XRP Sinks 8% as $105M in Longs Liquidated Amid ETF Uncertainty and Institutional Selling

XRP saw a steep 8% decline between July 24–25, trading within a volatile $0.30 range from $2.96 to $3.26. A combination of regulatory uncertainty, leveraged unwinding, and aggressive profit-taking weighed heavily on the market, even as enterprise use cases for XRP continue to expand.

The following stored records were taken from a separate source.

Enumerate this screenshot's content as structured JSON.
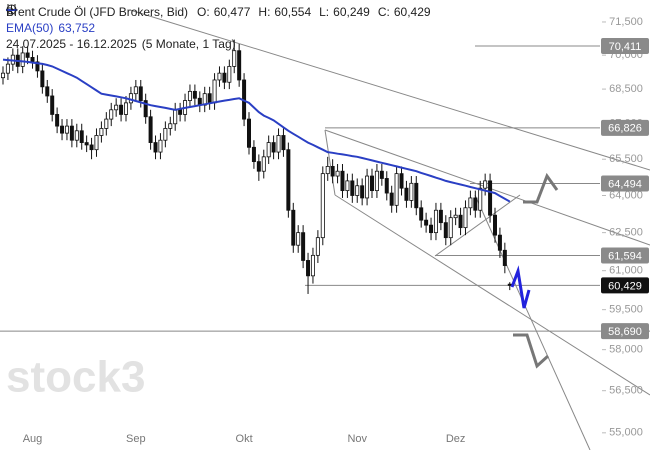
{
  "chart_data": {
    "type": "candlestick",
    "log_scale": true,
    "ylim": [
      54.4,
      72.51
    ],
    "yticks": [
      {
        "value": 71.5,
        "label": "71,500"
      },
      {
        "value": 70,
        "label": "70,000"
      },
      {
        "value": 68.5,
        "label": "68,500"
      },
      {
        "value": 67,
        "label": "67,000"
      },
      {
        "value": 65.5,
        "label": "65,500"
      },
      {
        "value": 64,
        "label": "64,000"
      },
      {
        "value": 62.5,
        "label": "62,500"
      },
      {
        "value": 61,
        "label": "61,000"
      },
      {
        "value": 59.5,
        "label": "59,500"
      },
      {
        "value": 58,
        "label": "58,000"
      },
      {
        "value": 56.5,
        "label": "56,500"
      },
      {
        "value": 55,
        "label": "55,000"
      }
    ],
    "period": "24.07.2025 - 16.12.2025",
    "period_note": "(5 Monate, 1 Tag)",
    "watermark": "stock3",
    "stats": [
      {
        "key": "O:",
        "value": 60.477,
        "label": "60,477"
      },
      {
        "key": "H:",
        "value": 60.554,
        "label": "60,554"
      },
      {
        "key": "L:",
        "value": 60.249,
        "label": "60,249"
      },
      {
        "key": "C:",
        "value": 60.429,
        "label": "60,429"
      }
    ],
    "levels": [
      {
        "value": 70.411,
        "label": "70,411",
        "color": "#8a8a8a"
      },
      {
        "value": 66.826,
        "label": "66,826",
        "color": "#8a8a8a"
      },
      {
        "value": 64.494,
        "label": "64,494",
        "color": "#8a8a8a"
      },
      {
        "value": 61.594,
        "label": "61,594",
        "color": "#8a8a8a"
      },
      {
        "value": 60.429,
        "label": "60,429",
        "color": "#111111"
      },
      {
        "value": 58.69,
        "label": "58,690",
        "color": "#8a8a8a"
      }
    ],
    "categories": [
      null,
      null,
      null,
      null,
      null,
      null,
      "Aug",
      null,
      null,
      null,
      null,
      null,
      null,
      null,
      null,
      null,
      null,
      null,
      null,
      null,
      null,
      null,
      null,
      null,
      null,
      null,
      null,
      "Sep",
      null,
      null,
      null,
      null,
      null,
      null,
      null,
      null,
      null,
      null,
      null,
      null,
      null,
      null,
      null,
      null,
      null,
      null,
      null,
      null,
      null,
      "Okt",
      null,
      null,
      null,
      null,
      null,
      null,
      null,
      null,
      null,
      null,
      null,
      null,
      null,
      null,
      null,
      null,
      null,
      null,
      null,
      null,
      null,
      null,
      "Nov",
      null,
      null,
      null,
      null,
      null,
      null,
      null,
      null,
      null,
      null,
      null,
      null,
      null,
      null,
      null,
      null,
      null,
      null,
      null,
      "Dez",
      null,
      null,
      null,
      null,
      null,
      null,
      null,
      null,
      null,
      null,
      null
    ],
    "series": [
      {
        "name": "Brent Crude Öl (JFD Brokers, Bid)",
        "color": "#111111",
        "ohlc": [
          [
            69.0,
            69.5,
            68.7,
            69.2
          ],
          [
            69.2,
            69.9,
            68.9,
            69.6
          ],
          [
            69.6,
            70.3,
            69.3,
            70.0
          ],
          [
            70.0,
            70.3,
            69.2,
            69.5
          ],
          [
            69.5,
            70.4,
            69.2,
            70.1
          ],
          [
            70.1,
            70.4,
            69.6,
            69.9
          ],
          [
            69.9,
            70.2,
            69.4,
            69.7
          ],
          [
            69.7,
            70.0,
            69.0,
            69.3
          ],
          [
            69.3,
            69.6,
            68.3,
            68.6
          ],
          [
            68.6,
            68.9,
            67.9,
            68.2
          ],
          [
            68.2,
            68.5,
            67.1,
            67.4
          ],
          [
            67.4,
            67.7,
            66.6,
            66.9
          ],
          [
            66.9,
            67.2,
            66.3,
            66.6
          ],
          [
            66.6,
            67.2,
            66.3,
            66.9
          ],
          [
            66.9,
            67.2,
            66.0,
            66.3
          ],
          [
            66.3,
            67.0,
            66.0,
            66.7
          ],
          [
            66.7,
            67.0,
            65.9,
            66.2
          ],
          [
            66.2,
            66.5,
            65.8,
            66.1
          ],
          [
            66.1,
            66.4,
            65.5,
            65.9
          ],
          [
            65.9,
            66.8,
            65.6,
            66.5
          ],
          [
            66.5,
            67.1,
            66.2,
            66.8
          ],
          [
            66.8,
            67.5,
            66.5,
            67.2
          ],
          [
            67.2,
            67.9,
            66.9,
            67.6
          ],
          [
            67.6,
            68.1,
            67.3,
            67.8
          ],
          [
            67.8,
            68.1,
            67.1,
            67.4
          ],
          [
            67.4,
            68.2,
            67.1,
            67.9
          ],
          [
            67.9,
            68.6,
            67.6,
            68.3
          ],
          [
            68.3,
            68.9,
            68.0,
            68.6
          ],
          [
            68.6,
            68.9,
            67.7,
            68.0
          ],
          [
            68.0,
            68.3,
            67.0,
            67.3
          ],
          [
            67.3,
            67.6,
            65.9,
            66.2
          ],
          [
            66.2,
            66.5,
            65.5,
            65.8
          ],
          [
            65.8,
            66.6,
            65.5,
            66.3
          ],
          [
            66.3,
            67.1,
            66.0,
            66.8
          ],
          [
            66.8,
            67.3,
            66.5,
            67.0
          ],
          [
            67.0,
            67.9,
            66.7,
            67.6
          ],
          [
            67.6,
            67.9,
            67.1,
            67.4
          ],
          [
            67.4,
            68.3,
            67.1,
            68.0
          ],
          [
            68.0,
            68.7,
            67.7,
            68.4
          ],
          [
            68.4,
            68.7,
            67.8,
            68.1
          ],
          [
            68.1,
            68.4,
            67.5,
            67.8
          ],
          [
            67.8,
            68.6,
            67.5,
            68.3
          ],
          [
            68.3,
            68.6,
            67.6,
            67.9
          ],
          [
            67.9,
            69.2,
            67.6,
            68.9
          ],
          [
            68.9,
            69.5,
            68.6,
            69.2
          ],
          [
            69.2,
            69.5,
            68.5,
            68.8
          ],
          [
            68.8,
            69.8,
            68.5,
            69.5
          ],
          [
            69.5,
            70.7,
            69.2,
            70.2
          ],
          [
            70.2,
            70.5,
            68.6,
            68.9
          ],
          [
            68.9,
            69.2,
            66.9,
            67.2
          ],
          [
            67.2,
            67.5,
            65.7,
            66.0
          ],
          [
            66.0,
            66.3,
            65.1,
            65.4
          ],
          [
            65.4,
            65.7,
            64.6,
            65.0
          ],
          [
            65.0,
            65.9,
            64.7,
            65.6
          ],
          [
            65.6,
            66.5,
            65.3,
            66.2
          ],
          [
            66.2,
            66.5,
            65.5,
            65.8
          ],
          [
            65.8,
            66.8,
            65.5,
            66.5
          ],
          [
            66.5,
            66.8,
            65.6,
            65.9
          ],
          [
            65.9,
            66.2,
            63.1,
            63.4
          ],
          [
            63.4,
            63.7,
            61.7,
            62.0
          ],
          [
            62.0,
            62.8,
            61.7,
            62.5
          ],
          [
            62.5,
            62.8,
            61.1,
            61.4
          ],
          [
            61.4,
            61.7,
            60.1,
            60.8
          ],
          [
            60.8,
            61.9,
            60.5,
            61.6
          ],
          [
            61.6,
            62.6,
            61.3,
            62.3
          ],
          [
            62.3,
            65.2,
            62.0,
            64.9
          ],
          [
            64.9,
            65.6,
            64.6,
            65.2
          ],
          [
            65.2,
            65.5,
            64.5,
            64.8
          ],
          [
            64.8,
            65.3,
            64.5,
            65.0
          ],
          [
            65.0,
            65.3,
            63.9,
            64.2
          ],
          [
            64.2,
            64.9,
            63.9,
            64.6
          ],
          [
            64.6,
            64.9,
            63.7,
            64.0
          ],
          [
            64.0,
            64.7,
            63.7,
            64.4
          ],
          [
            64.4,
            64.7,
            63.6,
            63.9
          ],
          [
            63.9,
            65.1,
            63.6,
            64.8
          ],
          [
            64.8,
            65.1,
            63.9,
            64.2
          ],
          [
            64.2,
            65.3,
            63.9,
            65.0
          ],
          [
            65.0,
            65.3,
            64.4,
            64.7
          ],
          [
            64.7,
            65.0,
            63.8,
            64.1
          ],
          [
            64.1,
            64.4,
            63.3,
            63.6
          ],
          [
            63.6,
            65.2,
            63.3,
            64.9
          ],
          [
            64.9,
            65.2,
            64.0,
            64.3
          ],
          [
            64.3,
            64.6,
            63.5,
            63.8
          ],
          [
            63.8,
            64.8,
            63.5,
            64.5
          ],
          [
            64.5,
            64.8,
            63.2,
            63.5
          ],
          [
            63.5,
            63.8,
            62.7,
            63.0
          ],
          [
            63.0,
            63.3,
            62.5,
            62.8
          ],
          [
            62.8,
            63.1,
            62.2,
            62.5
          ],
          [
            62.5,
            63.7,
            62.2,
            63.4
          ],
          [
            63.4,
            63.7,
            62.6,
            62.9
          ],
          [
            62.9,
            63.2,
            62.0,
            62.3
          ],
          [
            62.3,
            63.4,
            62.0,
            63.1
          ],
          [
            63.1,
            63.5,
            62.8,
            63.2
          ],
          [
            63.2,
            63.5,
            62.4,
            62.7
          ],
          [
            62.7,
            63.8,
            62.4,
            63.5
          ],
          [
            63.5,
            64.2,
            63.2,
            63.9
          ],
          [
            63.9,
            64.2,
            63.1,
            63.4
          ],
          [
            63.4,
            64.6,
            63.1,
            64.3
          ],
          [
            64.3,
            64.9,
            64.0,
            64.6
          ],
          [
            64.6,
            64.9,
            62.9,
            63.2
          ],
          [
            63.2,
            63.5,
            62.1,
            62.4
          ],
          [
            62.4,
            62.7,
            61.5,
            61.8
          ],
          [
            61.8,
            62.1,
            60.9,
            61.2
          ],
          [
            60.477,
            60.554,
            60.249,
            60.429
          ]
        ]
      },
      {
        "name": "EMA(50)",
        "color": "#2a3fc4",
        "stats": [
          {
            "value": 63.752,
            "label": "63,752"
          }
        ],
        "values": [
          69.8,
          69.78,
          69.76,
          69.74,
          69.72,
          69.7,
          69.67,
          69.64,
          69.61,
          69.56,
          69.5,
          69.4,
          69.3,
          69.2,
          69.1,
          69.0,
          68.86,
          68.72,
          68.58,
          68.44,
          68.3,
          68.26,
          68.22,
          68.18,
          68.14,
          68.1,
          68.04,
          67.98,
          67.92,
          67.86,
          67.8,
          67.76,
          67.72,
          67.68,
          67.64,
          67.6,
          67.64,
          67.68,
          67.72,
          67.76,
          67.8,
          67.84,
          67.88,
          67.92,
          67.96,
          68.0,
          68.03,
          68.07,
          68.1,
          68.0,
          67.9,
          67.7,
          67.5,
          67.35,
          67.25,
          67.15,
          67.0,
          66.85,
          66.7,
          66.57,
          66.45,
          66.32,
          66.2,
          66.1,
          66.0,
          65.9,
          65.8,
          65.77,
          65.73,
          65.7,
          65.67,
          65.63,
          65.6,
          65.55,
          65.5,
          65.45,
          65.4,
          65.35,
          65.3,
          65.25,
          65.2,
          65.15,
          65.1,
          65.05,
          65.0,
          64.93,
          64.87,
          64.8,
          64.73,
          64.67,
          64.6,
          64.55,
          64.5,
          64.45,
          64.4,
          64.35,
          64.3,
          64.25,
          64.2,
          64.15,
          64.1,
          63.98,
          63.87,
          63.752
        ]
      }
    ]
  }
}
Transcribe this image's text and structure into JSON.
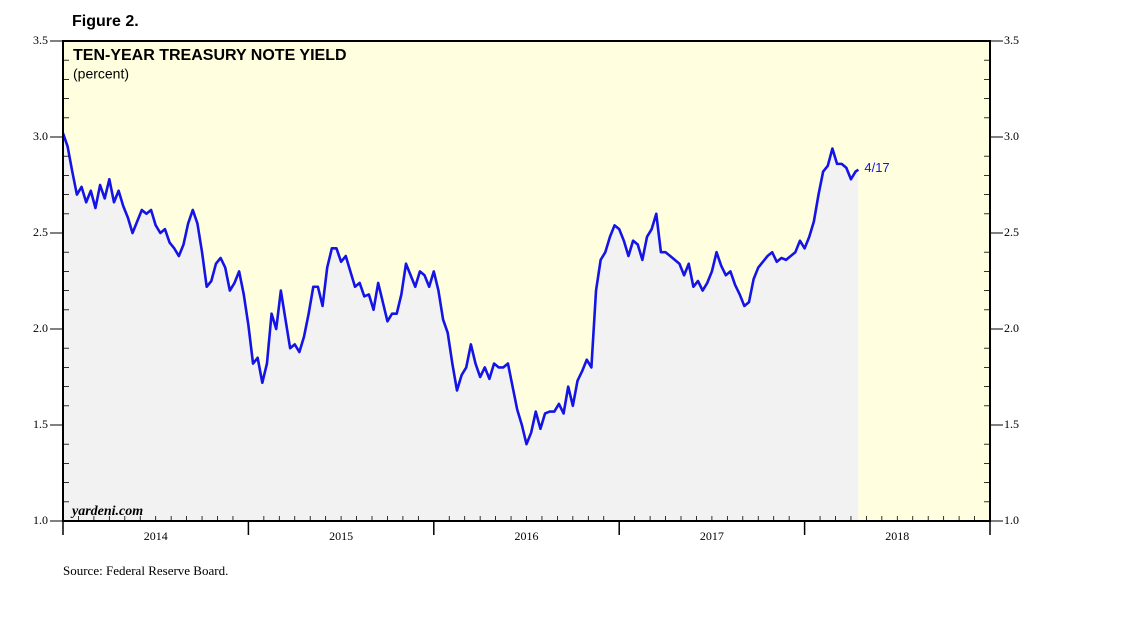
{
  "chart_data": {
    "type": "line",
    "figure_label": "Figure 2.",
    "title": "TEN-YEAR TREASURY NOTE YIELD",
    "subtitle": "(percent)",
    "watermark": "yardeni.com",
    "source": "Source: Federal Reserve Board.",
    "end_annotation": "4/17",
    "color": "#1414e6",
    "area_color": "#f2f2f2",
    "background_color": "#ffffe0",
    "xlim": [
      2014,
      2019
    ],
    "xticks": [
      {
        "value": 2014.5,
        "label": "2014"
      },
      {
        "value": 2015.5,
        "label": "2015"
      },
      {
        "value": 2016.5,
        "label": "2016"
      },
      {
        "value": 2017.5,
        "label": "2017"
      },
      {
        "value": 2018.5,
        "label": "2018"
      }
    ],
    "year_boundaries": [
      2015,
      2016,
      2017,
      2018
    ],
    "ylim": [
      1.0,
      3.5
    ],
    "yticks": [
      {
        "value": 1.0,
        "label": "1.0"
      },
      {
        "value": 1.5,
        "label": "1.5"
      },
      {
        "value": 2.0,
        "label": "2.0"
      },
      {
        "value": 2.5,
        "label": "2.5"
      },
      {
        "value": 3.0,
        "label": "3.0"
      },
      {
        "value": 3.5,
        "label": "3.5"
      }
    ],
    "x": [
      2014,
      2014.025,
      2014.05,
      2014.075,
      2014.1,
      2014.125,
      2014.15,
      2014.175,
      2014.2,
      2014.225,
      2014.25,
      2014.275,
      2014.3,
      2014.325,
      2014.35,
      2014.375,
      2014.4,
      2014.425,
      2014.45,
      2014.475,
      2014.5,
      2014.525,
      2014.55,
      2014.575,
      2014.6,
      2014.625,
      2014.65,
      2014.675,
      2014.7,
      2014.725,
      2014.75,
      2014.775,
      2014.8,
      2014.825,
      2014.85,
      2014.875,
      2014.9,
      2014.925,
      2014.95,
      2014.975,
      2015,
      2015.025,
      2015.05,
      2015.075,
      2015.1,
      2015.125,
      2015.15,
      2015.175,
      2015.2,
      2015.225,
      2015.25,
      2015.275,
      2015.3,
      2015.325,
      2015.35,
      2015.375,
      2015.4,
      2015.425,
      2015.45,
      2015.475,
      2015.5,
      2015.525,
      2015.55,
      2015.575,
      2015.6,
      2015.625,
      2015.65,
      2015.675,
      2015.7,
      2015.725,
      2015.75,
      2015.775,
      2015.8,
      2015.825,
      2015.85,
      2015.875,
      2015.9,
      2015.925,
      2015.95,
      2015.975,
      2016,
      2016.025,
      2016.05,
      2016.075,
      2016.1,
      2016.125,
      2016.15,
      2016.175,
      2016.2,
      2016.225,
      2016.25,
      2016.275,
      2016.3,
      2016.325,
      2016.35,
      2016.375,
      2016.4,
      2016.425,
      2016.45,
      2016.475,
      2016.5,
      2016.525,
      2016.55,
      2016.575,
      2016.6,
      2016.625,
      2016.65,
      2016.675,
      2016.7,
      2016.725,
      2016.75,
      2016.775,
      2016.8,
      2016.825,
      2016.85,
      2016.875,
      2016.9,
      2016.925,
      2016.95,
      2016.975,
      2017,
      2017.025,
      2017.05,
      2017.075,
      2017.1,
      2017.125,
      2017.15,
      2017.175,
      2017.2,
      2017.225,
      2017.25,
      2017.275,
      2017.3,
      2017.325,
      2017.35,
      2017.375,
      2017.4,
      2017.425,
      2017.45,
      2017.475,
      2017.5,
      2017.525,
      2017.55,
      2017.575,
      2017.6,
      2017.625,
      2017.65,
      2017.675,
      2017.7,
      2017.725,
      2017.75,
      2017.775,
      2017.8,
      2017.825,
      2017.85,
      2017.875,
      2017.9,
      2017.925,
      2017.95,
      2017.975,
      2018,
      2018.025,
      2018.05,
      2018.075,
      2018.1,
      2018.125,
      2018.15,
      2018.175,
      2018.2,
      2018.225,
      2018.25,
      2018.275,
      2018.29
    ],
    "values": [
      3.02,
      2.95,
      2.82,
      2.7,
      2.74,
      2.66,
      2.72,
      2.63,
      2.75,
      2.68,
      2.78,
      2.66,
      2.72,
      2.64,
      2.58,
      2.5,
      2.56,
      2.62,
      2.6,
      2.62,
      2.54,
      2.5,
      2.52,
      2.45,
      2.42,
      2.38,
      2.44,
      2.55,
      2.62,
      2.55,
      2.4,
      2.22,
      2.25,
      2.34,
      2.37,
      2.32,
      2.2,
      2.24,
      2.3,
      2.18,
      2.02,
      1.82,
      1.85,
      1.72,
      1.82,
      2.08,
      2.0,
      2.2,
      2.05,
      1.9,
      1.92,
      1.88,
      1.96,
      2.08,
      2.22,
      2.22,
      2.12,
      2.32,
      2.42,
      2.42,
      2.35,
      2.38,
      2.3,
      2.22,
      2.24,
      2.17,
      2.18,
      2.1,
      2.24,
      2.14,
      2.04,
      2.08,
      2.08,
      2.18,
      2.34,
      2.28,
      2.22,
      2.3,
      2.28,
      2.22,
      2.3,
      2.2,
      2.05,
      1.98,
      1.82,
      1.68,
      1.76,
      1.8,
      1.92,
      1.82,
      1.75,
      1.8,
      1.74,
      1.82,
      1.8,
      1.8,
      1.82,
      1.7,
      1.58,
      1.5,
      1.4,
      1.46,
      1.57,
      1.48,
      1.56,
      1.57,
      1.57,
      1.61,
      1.56,
      1.7,
      1.6,
      1.73,
      1.78,
      1.84,
      1.8,
      2.2,
      2.36,
      2.4,
      2.48,
      2.54,
      2.52,
      2.46,
      2.38,
      2.46,
      2.44,
      2.36,
      2.48,
      2.52,
      2.6,
      2.4,
      2.4,
      2.38,
      2.36,
      2.34,
      2.28,
      2.34,
      2.22,
      2.25,
      2.2,
      2.24,
      2.3,
      2.4,
      2.33,
      2.28,
      2.3,
      2.23,
      2.18,
      2.12,
      2.14,
      2.26,
      2.32,
      2.35,
      2.38,
      2.4,
      2.35,
      2.37,
      2.36,
      2.38,
      2.4,
      2.46,
      2.42,
      2.48,
      2.56,
      2.7,
      2.82,
      2.85,
      2.94,
      2.86,
      2.86,
      2.84,
      2.78,
      2.82,
      2.83
    ]
  }
}
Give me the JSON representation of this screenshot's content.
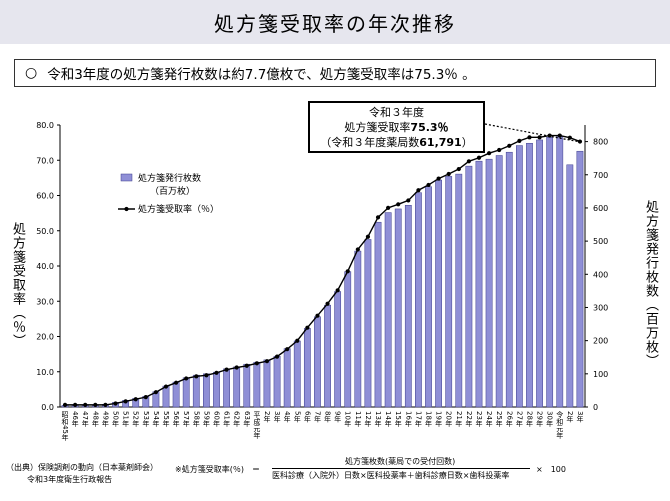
{
  "header": {
    "title": "処方箋受取率の年次推移"
  },
  "summary": {
    "bullet": "○",
    "text": "令和3年度の処方箋発行枚数は約7.7億枚で、処方箋受取率は75.3％ 。"
  },
  "callout": {
    "line1": "令和３年度",
    "line2_prefix": "処方箋受取率",
    "line2_value": "75.3％",
    "line3_prefix": "（令和３年度薬局数",
    "line3_value": "61,791",
    "line3_suffix": "）"
  },
  "footnotes": {
    "source_line1": "（出典）保険調剤の動向（日本薬剤師会）",
    "source_line2": "令和3年度衛生行政報告",
    "formula_label": "※処方箋受取率(％)　＝",
    "formula_numerator": "処方箋枚数(薬局での受付回数)",
    "formula_denominator": "医科診療（入院外）日数×医科投薬率＋歯科診療日数×歯科投薬率",
    "formula_times": "×　100"
  },
  "colors": {
    "bar_fill": "#8f8fd6",
    "bar_stroke": "#3c3c8c",
    "line": "#000000"
  },
  "chart_data": {
    "type": "bar",
    "secondary_type": "line",
    "categories": [
      "昭和45年",
      "46年",
      "47年",
      "48年",
      "49年",
      "50年",
      "51年",
      "52年",
      "53年",
      "54年",
      "55年",
      "56年",
      "57年",
      "58年",
      "59年",
      "60年",
      "61年",
      "62年",
      "63年",
      "平成元年",
      "2年",
      "3年",
      "4年",
      "5年",
      "6年",
      "7年",
      "8年",
      "9年",
      "10年",
      "11年",
      "12年",
      "13年",
      "14年",
      "15年",
      "16年",
      "17年",
      "18年",
      "19年",
      "20年",
      "21年",
      "22年",
      "23年",
      "24年",
      "25年",
      "26年",
      "27年",
      "28年",
      "29年",
      "30年",
      "令和元年",
      "2年",
      "3年"
    ],
    "ylabel_left": "処方箋受取率（％）",
    "ylabel_right": "処方箋発行枚数（百万枚）",
    "ylim_left": [
      0,
      80
    ],
    "ylim_right": [
      0,
      850
    ],
    "yticks_left": [
      "0.0",
      "10.0",
      "20.0",
      "30.0",
      "40.0",
      "50.0",
      "60.0",
      "70.0",
      "80.0"
    ],
    "yticks_right": [
      "0",
      "100",
      "200",
      "300",
      "400",
      "500",
      "600",
      "700",
      "800"
    ],
    "legend_position": "top-left",
    "series": [
      {
        "name": "処方箋発行枚数",
        "name_line2": "（百万枚）",
        "type": "bar",
        "axis": "right",
        "values": [
          5,
          5,
          6,
          6,
          8,
          14,
          20,
          26,
          32,
          46,
          63,
          75,
          88,
          96,
          100,
          105,
          115,
          121,
          129,
          135,
          142,
          153,
          176,
          199,
          237,
          272,
          307,
          348,
          408,
          470,
          505,
          557,
          586,
          597,
          608,
          646,
          664,
          684,
          695,
          702,
          726,
          741,
          747,
          758,
          768,
          788,
          795,
          805,
          813,
          816,
          730,
          771
        ]
      },
      {
        "name": "処方箋受取率（％）",
        "type": "line",
        "axis": "left",
        "values": [
          0.6,
          0.6,
          0.6,
          0.6,
          0.6,
          1.0,
          1.6,
          2.2,
          2.8,
          4.2,
          5.8,
          6.9,
          8.1,
          8.7,
          9.0,
          9.7,
          10.6,
          11.2,
          11.7,
          12.4,
          13.0,
          14.3,
          16.4,
          18.8,
          22.5,
          25.9,
          29.3,
          33.1,
          38.5,
          44.7,
          48.3,
          53.8,
          56.5,
          57.5,
          58.6,
          61.5,
          63.0,
          64.8,
          66.1,
          67.5,
          69.7,
          70.7,
          72.0,
          72.9,
          74.1,
          75.5,
          76.5,
          76.5,
          77.0,
          77.0,
          76.4,
          75.3
        ]
      }
    ],
    "annotation": "令和３年度 処方箋受取率75.3％（令和３年度薬局数61,791）"
  }
}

An early session rally faltered near resistance as selling pressure accelerated, triggering over $105 million in long liquidations. Despite the sharp decline, the $3.06–$3.10 support zone held firm across multiple retests, hinting at potential short-term stabilization.

Key Developments

  • Nature’s Miracle introduced a $20 million XRP-based treasury initiative.
  • Brazil’s VERT deployed a $130 million blockchain solution leveraging the XRP Ledger.
  • However, ETF approval delays fueled institutional risk-off flows, outweighing the adoption narrative.

Market Breakdown

  • Opening price: $3.13
  • High: $3.26 (15:00)
  • Low: $2.96
  • Close: $3.08
  • Range: 7.85% intraday swing
  • Volume: 175.94 million XRP — more than double the average
  • Long Liquidations: $105 million+ (Coinglass)
  • Total crypto liquidations: $18 billion+

Technical Picture

  • Strong resistance confirmed at $3.24–$3.26 after multiple rejections.
  • Key support at $3.06–$3.10 held, with volume-backed rebounds.
  • Price briefly dipped to $3.05 before reclaiming $3.08, suggesting possible bullish reversal setup.
  • Final-hour sell pressure likely linked to liquidation-driven flows.

What Traders Are Watching

  • Can XRP sustain support above $3.06 heading into the weekend?
  • Will renewed ETF optimism or regulatory clarity restore confidence?
  • Are institutional buyers ready to step back in above $3.15?
  • Will broader crypto markets find footing after billions in liquidations?

While fundamentals are strengthening via real-world adoption, short-term sentiment remains fragile amid macro headwinds and ETF-driven jitters. All eyes remain on the $3.06–$3.10 zone as the key line in the sand.